No podía volver a tener esperanza por algo que no era de
verdad. Ya había recibido esa lección demasiadas veces y no quería recibirla otra vez. Además, sabía que si se permitía soñar con algo permanente con Pedro, la devastación sería mucho peor porque, en cuatro días, había llegado a significar mucho más que Lucio en tres años.


–A ti no te han dicho a la cara y de la forma más gráfica
posible que le das igual a alguien, no sabes lo que es eso –
añadió Paula tajantemente.


–Es posible –reconoció Nadia–, pero tampoco he cometido
el error de entregar mis sueños a individuos que no se los
merecían.


–¿Qué significa eso? –preguntó Paula asombrada por el
tono acusador de su amiga.


Nadia había sido un apoyo incondicional durante su
juventud y madurez. Siempre había contado con ella para que la recogiera cuando los hombres de su vida la abandonaban o engañaban.

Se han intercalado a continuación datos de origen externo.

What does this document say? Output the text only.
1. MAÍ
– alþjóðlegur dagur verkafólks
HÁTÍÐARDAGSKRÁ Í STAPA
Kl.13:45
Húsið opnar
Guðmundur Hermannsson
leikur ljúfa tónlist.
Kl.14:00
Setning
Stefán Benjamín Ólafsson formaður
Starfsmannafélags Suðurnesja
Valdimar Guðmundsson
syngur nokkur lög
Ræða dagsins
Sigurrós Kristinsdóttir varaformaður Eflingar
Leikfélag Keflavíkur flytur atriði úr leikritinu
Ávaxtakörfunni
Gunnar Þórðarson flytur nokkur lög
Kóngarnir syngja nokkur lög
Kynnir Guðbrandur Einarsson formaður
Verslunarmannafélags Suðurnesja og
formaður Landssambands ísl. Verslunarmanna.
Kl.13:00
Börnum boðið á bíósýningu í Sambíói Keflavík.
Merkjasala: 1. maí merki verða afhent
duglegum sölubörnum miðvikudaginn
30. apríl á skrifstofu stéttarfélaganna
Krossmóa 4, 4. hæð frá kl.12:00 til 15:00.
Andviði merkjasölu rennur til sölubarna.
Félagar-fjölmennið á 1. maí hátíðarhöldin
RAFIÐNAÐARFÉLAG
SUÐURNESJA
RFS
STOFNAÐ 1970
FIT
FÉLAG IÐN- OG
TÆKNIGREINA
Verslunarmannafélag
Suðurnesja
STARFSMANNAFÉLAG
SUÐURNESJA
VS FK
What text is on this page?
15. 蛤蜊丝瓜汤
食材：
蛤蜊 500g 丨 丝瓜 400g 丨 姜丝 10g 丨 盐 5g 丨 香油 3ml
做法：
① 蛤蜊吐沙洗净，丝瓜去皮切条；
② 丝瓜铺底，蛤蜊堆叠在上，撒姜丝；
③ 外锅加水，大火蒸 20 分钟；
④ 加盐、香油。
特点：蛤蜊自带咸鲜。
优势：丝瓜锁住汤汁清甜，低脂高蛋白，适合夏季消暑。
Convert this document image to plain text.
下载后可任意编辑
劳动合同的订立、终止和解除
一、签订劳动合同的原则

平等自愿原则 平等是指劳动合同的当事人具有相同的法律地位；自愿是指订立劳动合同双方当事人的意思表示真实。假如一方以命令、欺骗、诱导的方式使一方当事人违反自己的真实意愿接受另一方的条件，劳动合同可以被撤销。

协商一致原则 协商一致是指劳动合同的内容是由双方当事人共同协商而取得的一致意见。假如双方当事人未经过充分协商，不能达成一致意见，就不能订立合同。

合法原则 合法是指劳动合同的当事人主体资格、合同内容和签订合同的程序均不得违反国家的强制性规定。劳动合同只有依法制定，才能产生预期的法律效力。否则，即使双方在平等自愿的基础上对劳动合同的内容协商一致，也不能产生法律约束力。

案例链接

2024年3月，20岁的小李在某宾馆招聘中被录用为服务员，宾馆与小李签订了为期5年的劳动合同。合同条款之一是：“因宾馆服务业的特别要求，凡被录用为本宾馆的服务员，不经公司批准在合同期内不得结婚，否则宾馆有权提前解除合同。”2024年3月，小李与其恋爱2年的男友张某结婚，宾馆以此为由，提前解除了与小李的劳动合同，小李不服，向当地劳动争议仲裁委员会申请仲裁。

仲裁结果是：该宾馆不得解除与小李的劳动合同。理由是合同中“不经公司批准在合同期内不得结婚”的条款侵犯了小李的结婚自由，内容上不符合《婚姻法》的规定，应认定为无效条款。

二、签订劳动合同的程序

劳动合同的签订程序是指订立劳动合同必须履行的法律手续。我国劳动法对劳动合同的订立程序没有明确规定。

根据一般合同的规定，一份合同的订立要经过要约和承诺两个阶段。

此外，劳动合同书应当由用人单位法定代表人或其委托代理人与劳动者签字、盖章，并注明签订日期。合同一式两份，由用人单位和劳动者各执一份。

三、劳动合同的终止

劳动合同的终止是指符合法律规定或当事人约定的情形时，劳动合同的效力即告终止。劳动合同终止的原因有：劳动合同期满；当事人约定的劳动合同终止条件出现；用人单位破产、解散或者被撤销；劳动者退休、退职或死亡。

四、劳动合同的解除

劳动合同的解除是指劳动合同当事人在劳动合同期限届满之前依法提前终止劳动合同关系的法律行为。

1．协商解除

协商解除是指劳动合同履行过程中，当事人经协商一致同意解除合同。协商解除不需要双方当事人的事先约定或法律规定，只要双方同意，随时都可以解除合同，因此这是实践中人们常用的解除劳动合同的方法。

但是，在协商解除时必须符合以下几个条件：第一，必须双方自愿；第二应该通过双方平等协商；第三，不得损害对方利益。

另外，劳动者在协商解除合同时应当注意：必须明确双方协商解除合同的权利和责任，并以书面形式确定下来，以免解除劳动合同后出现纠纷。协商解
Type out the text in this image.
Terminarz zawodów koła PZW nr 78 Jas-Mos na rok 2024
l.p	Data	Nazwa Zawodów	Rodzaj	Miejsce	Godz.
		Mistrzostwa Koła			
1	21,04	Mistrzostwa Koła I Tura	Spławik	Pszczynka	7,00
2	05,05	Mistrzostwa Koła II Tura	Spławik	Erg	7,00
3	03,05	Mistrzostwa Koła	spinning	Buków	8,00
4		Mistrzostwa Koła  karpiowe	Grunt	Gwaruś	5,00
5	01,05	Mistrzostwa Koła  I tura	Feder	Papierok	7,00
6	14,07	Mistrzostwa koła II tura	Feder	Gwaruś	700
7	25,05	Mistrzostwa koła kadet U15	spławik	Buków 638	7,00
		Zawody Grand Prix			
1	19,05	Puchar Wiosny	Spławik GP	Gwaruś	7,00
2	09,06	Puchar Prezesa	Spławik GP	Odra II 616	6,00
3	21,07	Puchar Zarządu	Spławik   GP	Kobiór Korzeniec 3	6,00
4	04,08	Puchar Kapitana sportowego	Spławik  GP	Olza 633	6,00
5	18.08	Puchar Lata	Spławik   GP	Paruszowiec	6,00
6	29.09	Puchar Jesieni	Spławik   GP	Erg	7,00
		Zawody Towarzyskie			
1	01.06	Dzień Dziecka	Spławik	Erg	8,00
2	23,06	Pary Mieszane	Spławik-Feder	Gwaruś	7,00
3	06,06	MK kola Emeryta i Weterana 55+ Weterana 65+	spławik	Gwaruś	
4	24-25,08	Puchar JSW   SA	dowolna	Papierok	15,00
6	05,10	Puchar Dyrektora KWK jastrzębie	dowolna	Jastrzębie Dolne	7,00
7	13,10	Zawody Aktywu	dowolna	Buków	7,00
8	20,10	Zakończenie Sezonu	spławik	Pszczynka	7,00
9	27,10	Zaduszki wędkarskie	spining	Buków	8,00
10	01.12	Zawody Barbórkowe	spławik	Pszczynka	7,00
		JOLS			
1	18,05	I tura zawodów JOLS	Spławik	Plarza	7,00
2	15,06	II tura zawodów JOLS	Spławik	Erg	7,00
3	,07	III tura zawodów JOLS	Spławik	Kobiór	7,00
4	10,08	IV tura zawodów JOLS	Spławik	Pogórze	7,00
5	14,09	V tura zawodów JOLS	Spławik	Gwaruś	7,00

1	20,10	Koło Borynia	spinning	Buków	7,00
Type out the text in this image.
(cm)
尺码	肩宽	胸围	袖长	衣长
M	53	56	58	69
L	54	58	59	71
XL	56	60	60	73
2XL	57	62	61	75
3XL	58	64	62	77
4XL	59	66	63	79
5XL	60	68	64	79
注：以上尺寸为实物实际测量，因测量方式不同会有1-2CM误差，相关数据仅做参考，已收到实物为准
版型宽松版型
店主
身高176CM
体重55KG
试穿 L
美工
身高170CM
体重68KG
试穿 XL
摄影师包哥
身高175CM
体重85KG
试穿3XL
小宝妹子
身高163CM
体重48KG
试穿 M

Nadia la agarró de los brazos y la zarandeó un poco.


–No me mires así. Yo no digo que lo que hizo Lucio fuese
culpa tuya. Tú lo has dicho. Lo que pregunto es por qué llegaste a estar con alguien como él. Nunca te llegó a la suela del zapato, pero eras la única que no podía verlo. Ahora estás enamorándote de Pedro Alfonso, un hombre que podría ser digno de ti, y tienes demasiado miedo a reconocerlo siquiera porque, por algún motivo disparatado, crees que no tienes derecho a ser tan feliz.


–No es eso…


No pudo seguir. No estaba enamorándose de Pedro, no podía.


–No te alteres –Nadia la abrazó–. Lo único que digo es que si decides que lo quieres, no tengas miedo de luchar por él –se apartó y la miró con los brazos estirados–. Te lo mereces, cariño.